Je dirai en peu de mots combien la liberté est douce.

Un Loup d’une maigreur excessive rencontra un chien gros et replet. Après un salut, ils s’arrêtèrent : « D’où vient, dit le Loup, que ton poil est si brillant? où te nourris-tu, pour avoir un si bel embonpoint? moi, qui suis bien plus fort, je meurs de faim. — Ce bonheur sera le tien, répondit le Chien avec franchise, si tu peux rendre au maître les mêmes services que moi. — Quels sont-ils? — Garder la porte, et, la nuit, défendre la maison contre les voleurs. — Me voilà tout prêt: car maintenant j’ai à souffrir la neige, la pluie, et je traîne au fond des bois une vie misérable. Qu’il me sera plus facile de vivre à l’abri sous un toit, et de trouver un bon dîner sans me donner de mal! — Viens donc avec moi. Chemin faisant, le Loup voit le cou du Chien pelé par l’effet de la chaîne.

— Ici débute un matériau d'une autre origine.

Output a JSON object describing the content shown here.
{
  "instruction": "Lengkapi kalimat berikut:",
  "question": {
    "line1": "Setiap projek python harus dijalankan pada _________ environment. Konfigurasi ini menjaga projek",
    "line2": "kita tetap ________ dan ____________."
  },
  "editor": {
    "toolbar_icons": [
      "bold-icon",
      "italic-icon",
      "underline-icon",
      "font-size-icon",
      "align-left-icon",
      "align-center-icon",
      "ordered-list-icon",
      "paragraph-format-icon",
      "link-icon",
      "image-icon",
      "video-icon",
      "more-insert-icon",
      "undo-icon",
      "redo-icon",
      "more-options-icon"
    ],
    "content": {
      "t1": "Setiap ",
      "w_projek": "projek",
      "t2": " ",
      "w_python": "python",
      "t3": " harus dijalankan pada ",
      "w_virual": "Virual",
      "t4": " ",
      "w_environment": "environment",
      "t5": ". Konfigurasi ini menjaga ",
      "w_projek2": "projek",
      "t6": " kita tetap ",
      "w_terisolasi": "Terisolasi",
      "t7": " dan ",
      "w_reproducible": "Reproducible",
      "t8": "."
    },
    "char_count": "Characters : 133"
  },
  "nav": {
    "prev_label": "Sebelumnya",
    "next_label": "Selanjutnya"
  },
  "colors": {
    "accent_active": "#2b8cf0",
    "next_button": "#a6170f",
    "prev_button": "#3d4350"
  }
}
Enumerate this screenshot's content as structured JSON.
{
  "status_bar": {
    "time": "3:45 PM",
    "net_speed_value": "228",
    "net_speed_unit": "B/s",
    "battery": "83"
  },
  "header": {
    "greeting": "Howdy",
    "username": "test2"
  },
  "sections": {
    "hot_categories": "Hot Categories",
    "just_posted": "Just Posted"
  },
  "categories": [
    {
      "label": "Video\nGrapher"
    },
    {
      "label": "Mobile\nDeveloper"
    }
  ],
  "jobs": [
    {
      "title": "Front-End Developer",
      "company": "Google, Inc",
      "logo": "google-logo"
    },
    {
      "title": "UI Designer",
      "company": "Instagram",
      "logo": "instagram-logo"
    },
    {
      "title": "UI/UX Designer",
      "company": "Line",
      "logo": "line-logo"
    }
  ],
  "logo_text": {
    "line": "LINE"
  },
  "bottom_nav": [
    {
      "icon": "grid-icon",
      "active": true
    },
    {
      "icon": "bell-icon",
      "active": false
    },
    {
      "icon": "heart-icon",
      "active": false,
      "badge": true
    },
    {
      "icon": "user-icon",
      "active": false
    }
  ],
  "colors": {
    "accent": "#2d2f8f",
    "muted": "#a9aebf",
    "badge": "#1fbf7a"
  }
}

Qu’est cela, ami? — Rien. — Dis-le moi, je te prie. — Comme on me trouve vif, on m’attache pendant le jour pour que je dorme quand luit le soleil, et que je puisse veiller dès que vient la nuit; le soir, on m’ôte ma chaîne, et je cours où je yeux. On m’apporte du pain, mon maître me donne des os de sa table, les valets me jettent quelques bons morceaux, et me laissent leur soupe dont ils ne se soucient guère. Ainsi, sans travailler, je me remplis le ventre. — Mais, dis-moi, si tu veux sortir, le peux-tu? — Pas tout à fait. — Jouis donc, mon ami, des douceurs que tu me vantes; quant à moi, je ne changerais pas ma liberté contre une couronne.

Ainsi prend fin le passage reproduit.